Representative image, John Day Dam fish ladder, Source: Wikimedia Commons, Author: USACE
Important aspects of sustainable hydropower involves avoiding, mitigating, and reducing impacts to the environment. Through its HydroNEXT initiative, the Water Power Technologies Office (WPTO) is committed to lowering the cost of hydropower deployment while significantly reducing the environmental footprint of new and existing technologies.
Fish passage provides a way for fish to get around barriers like dams or impoundments, and is one way hydropower owners and operators can help preserve environmental integrity and river connectivity and enable natural downstream and upstream fish migrations.
Optimized and cost-effective fish passage technologies will let hydropower owners and operators meet rigorous permitting requirements and bring more hydropower online faster.
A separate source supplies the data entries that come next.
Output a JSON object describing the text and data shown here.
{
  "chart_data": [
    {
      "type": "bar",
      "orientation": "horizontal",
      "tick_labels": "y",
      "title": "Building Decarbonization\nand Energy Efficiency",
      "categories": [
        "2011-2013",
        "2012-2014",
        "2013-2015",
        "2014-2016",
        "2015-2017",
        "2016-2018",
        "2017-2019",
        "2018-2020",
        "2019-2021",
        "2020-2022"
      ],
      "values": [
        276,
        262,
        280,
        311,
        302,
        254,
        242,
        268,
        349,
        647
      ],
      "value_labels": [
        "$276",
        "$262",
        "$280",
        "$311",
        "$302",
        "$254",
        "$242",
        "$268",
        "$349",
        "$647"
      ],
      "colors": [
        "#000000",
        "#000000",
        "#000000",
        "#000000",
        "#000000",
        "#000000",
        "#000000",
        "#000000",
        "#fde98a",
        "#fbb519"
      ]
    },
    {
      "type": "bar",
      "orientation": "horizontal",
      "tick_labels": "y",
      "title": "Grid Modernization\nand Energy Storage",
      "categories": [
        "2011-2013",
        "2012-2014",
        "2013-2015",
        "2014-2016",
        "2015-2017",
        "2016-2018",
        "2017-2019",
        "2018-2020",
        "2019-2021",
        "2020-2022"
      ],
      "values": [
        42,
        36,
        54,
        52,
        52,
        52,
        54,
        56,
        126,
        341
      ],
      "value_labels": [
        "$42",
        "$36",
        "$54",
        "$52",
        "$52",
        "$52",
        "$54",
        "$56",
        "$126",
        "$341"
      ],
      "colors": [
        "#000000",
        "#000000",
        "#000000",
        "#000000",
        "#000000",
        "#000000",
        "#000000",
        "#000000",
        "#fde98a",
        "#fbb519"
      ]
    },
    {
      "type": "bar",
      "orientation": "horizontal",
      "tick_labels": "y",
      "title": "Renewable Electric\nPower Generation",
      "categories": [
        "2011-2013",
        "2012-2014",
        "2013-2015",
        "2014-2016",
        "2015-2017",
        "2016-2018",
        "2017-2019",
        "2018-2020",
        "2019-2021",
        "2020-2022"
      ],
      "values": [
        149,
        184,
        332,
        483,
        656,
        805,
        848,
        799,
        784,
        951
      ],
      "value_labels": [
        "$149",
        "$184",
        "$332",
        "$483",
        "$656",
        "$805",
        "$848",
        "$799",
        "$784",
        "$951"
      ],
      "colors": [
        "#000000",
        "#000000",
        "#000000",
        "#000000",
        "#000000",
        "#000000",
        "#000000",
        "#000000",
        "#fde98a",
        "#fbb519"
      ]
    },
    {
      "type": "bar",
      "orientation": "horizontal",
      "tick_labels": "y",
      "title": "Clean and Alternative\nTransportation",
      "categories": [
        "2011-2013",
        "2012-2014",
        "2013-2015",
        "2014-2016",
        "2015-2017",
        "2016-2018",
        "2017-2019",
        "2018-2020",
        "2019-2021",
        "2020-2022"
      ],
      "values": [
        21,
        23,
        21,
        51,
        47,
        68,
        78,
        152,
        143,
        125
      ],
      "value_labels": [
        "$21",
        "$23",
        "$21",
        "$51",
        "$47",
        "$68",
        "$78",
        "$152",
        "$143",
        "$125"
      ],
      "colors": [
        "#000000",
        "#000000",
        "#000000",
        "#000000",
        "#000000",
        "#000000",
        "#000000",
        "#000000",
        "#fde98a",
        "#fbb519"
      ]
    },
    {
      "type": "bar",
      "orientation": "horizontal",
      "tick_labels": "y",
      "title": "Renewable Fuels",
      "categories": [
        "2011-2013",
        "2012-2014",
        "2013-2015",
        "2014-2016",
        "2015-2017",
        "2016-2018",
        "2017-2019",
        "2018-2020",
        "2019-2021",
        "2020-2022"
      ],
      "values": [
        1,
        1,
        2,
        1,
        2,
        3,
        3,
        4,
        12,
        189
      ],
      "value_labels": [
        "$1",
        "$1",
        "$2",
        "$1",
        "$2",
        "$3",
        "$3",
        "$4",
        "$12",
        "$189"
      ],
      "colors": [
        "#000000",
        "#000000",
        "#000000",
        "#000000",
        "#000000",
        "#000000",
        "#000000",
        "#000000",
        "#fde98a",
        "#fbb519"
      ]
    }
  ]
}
The funding announcement includes two topic areas:
- Topic Area 1—Testing the Effects of Innovative Fish Passage Technologies: This topic area covers innovative technologies that can reduce construction and/or operational costs associated with either upstream or downstream fish passage at a hydropower dam to improve efficiencies of volitional fish passage—allowing fish to migrate around a barrier without human intervention.
- Topic Area 2—Advancing Innovative Methods and Technologies to Improve Fish Passage: This topic area is focused on technologies and research that can improve the efficiency and effectiveness of volitional fish passage, such as advances in detection, sorting, and counting techniques.
Technologies must demonstrate how new designs will improve efficiency and cost and demonstrate broad applicability to a variety of different hydropower sites.
Decreasing environmental impacts helps realize the nation’s potential for future sustainable hydropower growth and optimization of the existing U.S. fleet. By making early-stage investments to accelerate and commercialize new technologies, WPTO ensures that the nation’s hydropower fleet continues to generate clean electricity and provide grid stability and bulk storage.